Parcourez le salon de l’impression 2026 et la même question vous suit de stand en stand : comment durcir plus rapidement sans compromettre l’adhérence de l’encre ni brûler le support ? Nos modules de lampes UV personnalisées ont répondu à cette question en temps réel, fonctionnant sur des presses offset, flexo, sérigraphie et même rotative.
Ce qui compte, techniquement
Nous adaptons la sortie spectrale à la fenêtre du photoinitiateur. Avec les systèmes à vapeur de mercure standard, la ligne 365 nm assure un réticulation profonde. Pour les films fins et les profils de durcissement similaires aux LED, les longueurs d’onde 385 nm et 405 nm permettent un durcissement de surface à cœur avec moins d’exothermie.
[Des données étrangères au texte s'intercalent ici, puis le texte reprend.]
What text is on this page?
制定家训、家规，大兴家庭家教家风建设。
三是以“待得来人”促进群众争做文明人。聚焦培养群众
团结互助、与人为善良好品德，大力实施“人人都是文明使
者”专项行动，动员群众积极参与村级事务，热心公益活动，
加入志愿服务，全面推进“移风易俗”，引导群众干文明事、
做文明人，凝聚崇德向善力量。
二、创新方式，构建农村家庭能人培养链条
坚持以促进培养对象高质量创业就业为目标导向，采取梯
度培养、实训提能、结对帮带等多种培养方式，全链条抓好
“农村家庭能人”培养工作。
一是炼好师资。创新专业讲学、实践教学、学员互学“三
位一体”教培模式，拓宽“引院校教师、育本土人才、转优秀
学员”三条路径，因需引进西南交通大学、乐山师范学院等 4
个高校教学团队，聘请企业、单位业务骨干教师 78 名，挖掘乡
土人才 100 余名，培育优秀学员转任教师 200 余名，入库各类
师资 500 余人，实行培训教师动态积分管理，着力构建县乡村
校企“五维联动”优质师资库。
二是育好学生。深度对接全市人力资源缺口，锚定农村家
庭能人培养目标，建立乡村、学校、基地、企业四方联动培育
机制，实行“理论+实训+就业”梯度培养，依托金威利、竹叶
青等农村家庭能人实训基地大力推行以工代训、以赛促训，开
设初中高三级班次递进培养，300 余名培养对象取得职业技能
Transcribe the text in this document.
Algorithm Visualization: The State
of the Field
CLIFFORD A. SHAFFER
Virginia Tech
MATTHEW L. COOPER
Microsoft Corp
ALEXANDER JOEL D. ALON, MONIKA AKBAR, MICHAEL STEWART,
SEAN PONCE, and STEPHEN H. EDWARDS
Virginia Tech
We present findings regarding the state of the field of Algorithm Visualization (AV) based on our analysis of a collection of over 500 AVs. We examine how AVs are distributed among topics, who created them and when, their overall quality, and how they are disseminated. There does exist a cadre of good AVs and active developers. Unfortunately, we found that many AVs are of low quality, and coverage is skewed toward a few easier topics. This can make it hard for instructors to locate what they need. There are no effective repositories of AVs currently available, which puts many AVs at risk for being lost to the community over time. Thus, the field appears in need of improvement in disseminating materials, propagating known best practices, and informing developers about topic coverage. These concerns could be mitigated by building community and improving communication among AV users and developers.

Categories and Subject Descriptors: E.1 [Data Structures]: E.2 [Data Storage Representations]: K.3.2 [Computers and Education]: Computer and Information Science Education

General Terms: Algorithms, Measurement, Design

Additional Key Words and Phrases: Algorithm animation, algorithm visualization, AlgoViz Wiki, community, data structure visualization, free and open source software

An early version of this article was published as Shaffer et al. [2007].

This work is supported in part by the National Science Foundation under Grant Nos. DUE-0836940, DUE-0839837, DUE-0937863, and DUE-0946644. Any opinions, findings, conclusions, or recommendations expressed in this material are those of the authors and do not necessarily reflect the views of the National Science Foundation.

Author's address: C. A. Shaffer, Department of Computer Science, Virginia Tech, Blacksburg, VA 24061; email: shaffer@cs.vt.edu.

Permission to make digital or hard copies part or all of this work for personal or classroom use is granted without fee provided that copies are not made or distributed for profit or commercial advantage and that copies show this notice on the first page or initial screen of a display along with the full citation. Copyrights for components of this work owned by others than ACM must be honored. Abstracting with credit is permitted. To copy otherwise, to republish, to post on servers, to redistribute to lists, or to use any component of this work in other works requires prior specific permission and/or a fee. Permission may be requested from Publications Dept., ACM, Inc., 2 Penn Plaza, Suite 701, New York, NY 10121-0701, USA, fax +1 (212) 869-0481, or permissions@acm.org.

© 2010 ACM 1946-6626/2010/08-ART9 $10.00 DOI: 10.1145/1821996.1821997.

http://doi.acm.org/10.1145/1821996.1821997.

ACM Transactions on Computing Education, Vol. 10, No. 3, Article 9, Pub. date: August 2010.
L’irradiance maximale est ajustée en fonction de la longueur de la lampe et de la géométrie du réflecteur, visant 800–1200 mW/cm² au niveau du substrat. La densité d’énergie est gérée par la réponse de l’obturateur et le temps de passage, généralement entre 300 et 600 mJ/cm² pour la majorité des travaux en feuilles et en petits rouleaux.
Les réflecteurs utilisent des couches dichroïques pour supprimer l’IR et maintenir la température de jonction stable. C’est ainsi que l’on obtient un durcissement reproductible, et non une cible mouvante influencée par les variations thermiques.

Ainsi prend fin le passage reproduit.